Rusya’nın 24 Şubat 2022’de Ukrayna’yı tam işgalini başlatmasının ardından, Hollandalı petrol devi Shell, Rus gaz tekeli Gazprom ile 3 milyar dolarlık ortak projelerinden çekildiğini ve Gazprom’un sahalarını geliştirme kabiliyetini sekteye uğrattığını söyledi.

Birleşik Krallık petrol devi BP, Rusya’nın devlet petrol devi Rosneft’teki 14 milyar dolarlık hissesinden kendisini kurtaracağını söyledi.

O zamandan beri AB, kömür ve petrol ithalatına yaptırım uygulayarak Rusya’nın savaşının finansmanını kesmeye çalışırken, Rusya da doğal gaz akışını keserek AB ve NATO birliğini zayıflatmaya çalıştı.

Ancak Rusya Devlet Başkanı Vladimir Putin’in Avrupa’nın işgaline tepkisini susturmak için kullanacağı enerji kaldıraçları bunun yerine kırıldı.

Yunanistan Dışişleri Bakanı Nikos Dendias, Donbass işgalinin yıldönümünde gazetecilere verdiği demeçte, “Rusya Ukrayna’ya saldırdığında, geçerli bir hipotez, Avrupa’nın … enerji şantajıyla bölüneceğiydi.”

“Bu hipotez tamamen yanlıştı. Dendias, AB’nin yeni bir birleştirici söylem kazandığını ve Ukrayna’ya desteğin istikrarlı, kalıcı ve arttığını söyledi.

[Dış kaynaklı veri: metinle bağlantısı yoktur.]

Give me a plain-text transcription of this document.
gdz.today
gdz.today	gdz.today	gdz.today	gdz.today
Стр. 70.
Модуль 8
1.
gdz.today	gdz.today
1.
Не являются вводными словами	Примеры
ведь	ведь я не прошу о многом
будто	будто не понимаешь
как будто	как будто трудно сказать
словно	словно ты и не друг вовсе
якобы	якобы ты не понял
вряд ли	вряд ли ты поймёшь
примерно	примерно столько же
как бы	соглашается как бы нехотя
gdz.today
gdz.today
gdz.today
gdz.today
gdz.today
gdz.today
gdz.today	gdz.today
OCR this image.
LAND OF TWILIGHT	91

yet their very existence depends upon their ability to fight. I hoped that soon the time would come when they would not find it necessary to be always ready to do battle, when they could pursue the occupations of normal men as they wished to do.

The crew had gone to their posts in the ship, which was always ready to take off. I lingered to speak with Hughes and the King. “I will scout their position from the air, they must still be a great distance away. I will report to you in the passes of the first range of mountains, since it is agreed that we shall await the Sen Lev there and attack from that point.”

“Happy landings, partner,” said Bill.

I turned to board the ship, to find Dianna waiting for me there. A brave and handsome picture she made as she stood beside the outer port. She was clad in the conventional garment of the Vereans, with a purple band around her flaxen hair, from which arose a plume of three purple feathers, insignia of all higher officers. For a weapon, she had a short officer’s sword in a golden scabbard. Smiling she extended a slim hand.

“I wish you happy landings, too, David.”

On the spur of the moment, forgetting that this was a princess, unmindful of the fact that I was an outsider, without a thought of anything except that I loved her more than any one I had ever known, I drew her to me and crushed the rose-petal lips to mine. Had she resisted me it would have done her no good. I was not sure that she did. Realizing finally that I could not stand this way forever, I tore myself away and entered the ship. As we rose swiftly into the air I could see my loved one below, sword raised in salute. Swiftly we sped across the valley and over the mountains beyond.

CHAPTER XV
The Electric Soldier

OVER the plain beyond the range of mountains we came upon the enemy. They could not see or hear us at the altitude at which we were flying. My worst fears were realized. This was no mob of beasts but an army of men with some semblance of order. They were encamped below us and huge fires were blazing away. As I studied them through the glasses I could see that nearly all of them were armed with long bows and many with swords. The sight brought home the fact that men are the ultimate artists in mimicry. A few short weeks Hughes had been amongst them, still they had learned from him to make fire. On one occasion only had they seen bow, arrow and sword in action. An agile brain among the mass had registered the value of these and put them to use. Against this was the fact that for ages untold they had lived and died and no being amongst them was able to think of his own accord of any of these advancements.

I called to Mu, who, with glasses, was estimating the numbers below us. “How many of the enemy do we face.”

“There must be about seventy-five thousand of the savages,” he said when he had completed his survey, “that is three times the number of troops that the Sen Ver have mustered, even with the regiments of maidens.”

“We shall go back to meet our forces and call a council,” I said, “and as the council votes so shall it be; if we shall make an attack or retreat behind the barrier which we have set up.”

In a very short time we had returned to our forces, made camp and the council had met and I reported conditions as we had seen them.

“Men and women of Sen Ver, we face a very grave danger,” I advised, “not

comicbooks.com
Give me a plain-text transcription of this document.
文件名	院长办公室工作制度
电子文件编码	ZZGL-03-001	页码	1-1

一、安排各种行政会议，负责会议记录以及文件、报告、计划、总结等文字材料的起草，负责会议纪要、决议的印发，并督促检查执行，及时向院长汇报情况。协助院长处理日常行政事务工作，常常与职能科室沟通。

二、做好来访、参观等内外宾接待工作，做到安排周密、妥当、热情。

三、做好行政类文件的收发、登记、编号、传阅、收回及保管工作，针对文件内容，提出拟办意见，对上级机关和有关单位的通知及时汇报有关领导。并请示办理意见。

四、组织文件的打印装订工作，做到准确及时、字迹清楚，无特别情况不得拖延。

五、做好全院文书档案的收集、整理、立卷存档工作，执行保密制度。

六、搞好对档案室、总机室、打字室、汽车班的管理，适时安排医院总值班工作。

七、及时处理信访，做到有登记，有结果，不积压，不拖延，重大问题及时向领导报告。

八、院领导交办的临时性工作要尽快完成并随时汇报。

Avrupa Komisyonu’nun genişlemeden sorumlu eski genel direktörü ve şu anda Johns Hopkins Üniversitesi’nde Avrupa Kamu Politikası programını yöneten Sir Michael Leigh’e göre, Avrupa Birliği tarafında artık “bağımlılığı büyük ölçüde azaltmak için gerçek bir kararlılık” var. Rus petrol ve gazı.

Leigh Al Jazeera’ya, “Alman ve Avrupa enerji politikasına büyük bir gerçekçilik dozu getirdik ve bu, enerji geçişinde hızlandırıcıya ayak bastı” dedi.

Bu geçiş, son krizlerde yalpalayarak ilerledi. 2020’de, koronavirüs pandemisi durgunluğu sırasında AB, yenilenebilir enerjiyi finanse etmek için 270 milyar avro (287 milyar dolar) topladı.

Rusya’nın işgalinden sonra, toplam nihai enerji tüketiminin yüzde 45’ini yenilenebilir kaynaklardan elde etme hedefi belirleyerek hırsını pekiştirdi. Birkaç AB hükümeti daha da iddialı hedefler belirledi.

İNTERAKTİF -OPEC petrol üretimi + Rusya

Bir enerji düşünce kuruluşu olan Ember tarafından yapılan son analiz, Avrupalıların hükümetlerinden bile daha hızlı hareket ettiğini gösteriyor.

Ember, güneş fotovoltaikleri ve rüzgardan elde edilen elektriğin geçen yıl AB’deki karışımın yüzde 22’sine ulaştığını, 2021’de beşte bir artışla ve güneş enerjisindeki artışın üçte ikisinin elektrik santrallerinden değil, çatıdaki fotovoltaiklerden geldiğini tahmin ediyor.

Ember elektrik içgörüleri başkanı Dave Jones, El Cezire’ye “Avrupa’daki enerji geçişi yukarıdan aşağıya değil – gördüğümüz şey aşağıdan yukarıya” dedi. “Bireyler kendi enerjilerini üretmekle ve Rusya’ya saldırgan ve Avrupa için bir tehdit olarak meydan okumak için enerji krizi için üzerlerine düşeni yapmakla ilgileniyorlar” dedi.

Güneş ve rüzgarın bu yıl beşte bir daha ileriye sıçrayacağına ve muhtemelen AB 2030 hedeflerini aşacağına inanan Jones, “İnsanlar adım atmak isterse politikanın dışında hareket edebilirler” dedi.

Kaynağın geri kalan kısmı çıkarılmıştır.